Right. So more divestment.

Hwee Li Lim

executive
#101

Sorry, [indiscernible] rotate it, rejig some of the assets where we can, okay? Japan will long term be a small piece in our entire portfolio in whichever form, okay? But it will not be a very big portion of our portfolio. So if you ask me because of the -- some of the project managers that we are dealing in Japan for this specific cluster of assets that we have, it will be an all-or-nothing issue. But long term, I still want to be in Japan for a small portion, so it will be a stake.

Unknown Analyst

analyst
#102

Understood. And just my last question is on occupancy costs at Festival Walk and VivoCity. Could you give us some color on that.

Hwee Li Lim

executive
#103

Plus minus, of minus 20 years.

Unknown Analyst

analyst
#104

Still 20%. Okay got it.

Hwee Li Lim

executive
#105

Plus minus, yes. One is plus, one is minus until we get [indiscernible]

Li Yeng Teng

executive
#106

Just quickly moving on to one question that has been raised by a Jamie from Randall investments online.

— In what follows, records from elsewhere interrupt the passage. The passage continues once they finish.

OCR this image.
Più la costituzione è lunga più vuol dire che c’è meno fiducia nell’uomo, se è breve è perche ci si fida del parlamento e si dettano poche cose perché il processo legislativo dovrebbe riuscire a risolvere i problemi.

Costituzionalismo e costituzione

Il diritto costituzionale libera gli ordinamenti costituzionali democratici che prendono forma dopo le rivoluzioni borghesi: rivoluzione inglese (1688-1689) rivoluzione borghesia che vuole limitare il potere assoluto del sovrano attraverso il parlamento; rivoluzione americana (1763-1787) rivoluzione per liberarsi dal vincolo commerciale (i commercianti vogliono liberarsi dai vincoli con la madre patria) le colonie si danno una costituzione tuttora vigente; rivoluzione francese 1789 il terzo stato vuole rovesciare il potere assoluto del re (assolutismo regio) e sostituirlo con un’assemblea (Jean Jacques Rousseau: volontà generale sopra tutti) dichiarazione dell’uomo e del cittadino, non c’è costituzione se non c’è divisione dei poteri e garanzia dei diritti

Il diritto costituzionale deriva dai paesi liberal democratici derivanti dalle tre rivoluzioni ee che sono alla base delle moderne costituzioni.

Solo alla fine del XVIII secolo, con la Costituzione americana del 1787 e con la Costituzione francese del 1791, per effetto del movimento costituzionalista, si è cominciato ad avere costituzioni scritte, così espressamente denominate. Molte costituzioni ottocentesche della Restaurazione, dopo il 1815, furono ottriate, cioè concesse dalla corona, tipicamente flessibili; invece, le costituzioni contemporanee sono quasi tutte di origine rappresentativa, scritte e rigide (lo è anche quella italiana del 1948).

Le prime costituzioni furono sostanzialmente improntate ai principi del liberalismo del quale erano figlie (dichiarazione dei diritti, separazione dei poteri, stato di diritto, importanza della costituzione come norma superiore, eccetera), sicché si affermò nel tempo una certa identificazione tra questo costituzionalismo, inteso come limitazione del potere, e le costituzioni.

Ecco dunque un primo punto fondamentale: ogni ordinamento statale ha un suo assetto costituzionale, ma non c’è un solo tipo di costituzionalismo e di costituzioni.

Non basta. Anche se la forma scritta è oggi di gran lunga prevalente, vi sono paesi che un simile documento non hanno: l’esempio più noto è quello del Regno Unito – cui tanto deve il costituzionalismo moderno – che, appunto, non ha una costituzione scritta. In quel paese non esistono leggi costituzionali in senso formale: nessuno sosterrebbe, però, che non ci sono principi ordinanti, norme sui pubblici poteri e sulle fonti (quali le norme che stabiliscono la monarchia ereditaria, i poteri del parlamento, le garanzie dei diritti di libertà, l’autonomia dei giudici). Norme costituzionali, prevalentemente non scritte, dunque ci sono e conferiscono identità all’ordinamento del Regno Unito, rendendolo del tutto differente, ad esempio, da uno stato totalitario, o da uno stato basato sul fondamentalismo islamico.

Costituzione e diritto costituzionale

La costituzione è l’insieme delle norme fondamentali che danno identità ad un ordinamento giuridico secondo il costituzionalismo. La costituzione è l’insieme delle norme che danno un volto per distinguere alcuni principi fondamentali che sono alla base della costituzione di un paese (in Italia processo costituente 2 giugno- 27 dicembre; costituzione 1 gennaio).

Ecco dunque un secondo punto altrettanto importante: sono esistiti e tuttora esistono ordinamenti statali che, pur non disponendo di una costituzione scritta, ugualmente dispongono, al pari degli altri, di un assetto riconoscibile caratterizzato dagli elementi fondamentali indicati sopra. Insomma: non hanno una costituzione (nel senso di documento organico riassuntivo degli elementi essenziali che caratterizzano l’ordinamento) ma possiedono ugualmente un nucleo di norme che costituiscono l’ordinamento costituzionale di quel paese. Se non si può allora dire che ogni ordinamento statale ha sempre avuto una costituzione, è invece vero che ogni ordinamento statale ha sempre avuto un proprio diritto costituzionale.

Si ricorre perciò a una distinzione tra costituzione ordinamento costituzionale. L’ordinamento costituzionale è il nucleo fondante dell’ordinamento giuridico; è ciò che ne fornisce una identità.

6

Jamie's question is, what is the occupancy cost of Festival Walk, which I believe we have just answered. The next question from Jamie is actually when should we expect the effect of prepandemic leases to ease in the mall, maybe Wee Leong can just recap.

Wee Leong Koh

executive
#107

Sorry, again, the...

Li Yeng Teng

executive
#108

When should we expect the effect of prepandemic leases to ease.

Wee Leong Koh

executive
#109

Yes. So as I mentioned earlier, right? So today, we talk about 6% to 8% pre-COVID lease this year. So hopefully, next year where we actually renew that, I think this minus 8% active lease you see today, right? So hopefully, we'll be narrowing that as we move towards the next year.

Li Yeng Teng

executive
#110

I think we have approached the end of our full year results. Thank you so much for your questions and active participation today. Again, for further -- if you have further questions, please feel free to reach out with the Investor Relations team here. We always at your service. Thank you again for your support and the time today. We wish you a great day ahead. Goodbye. Thank you.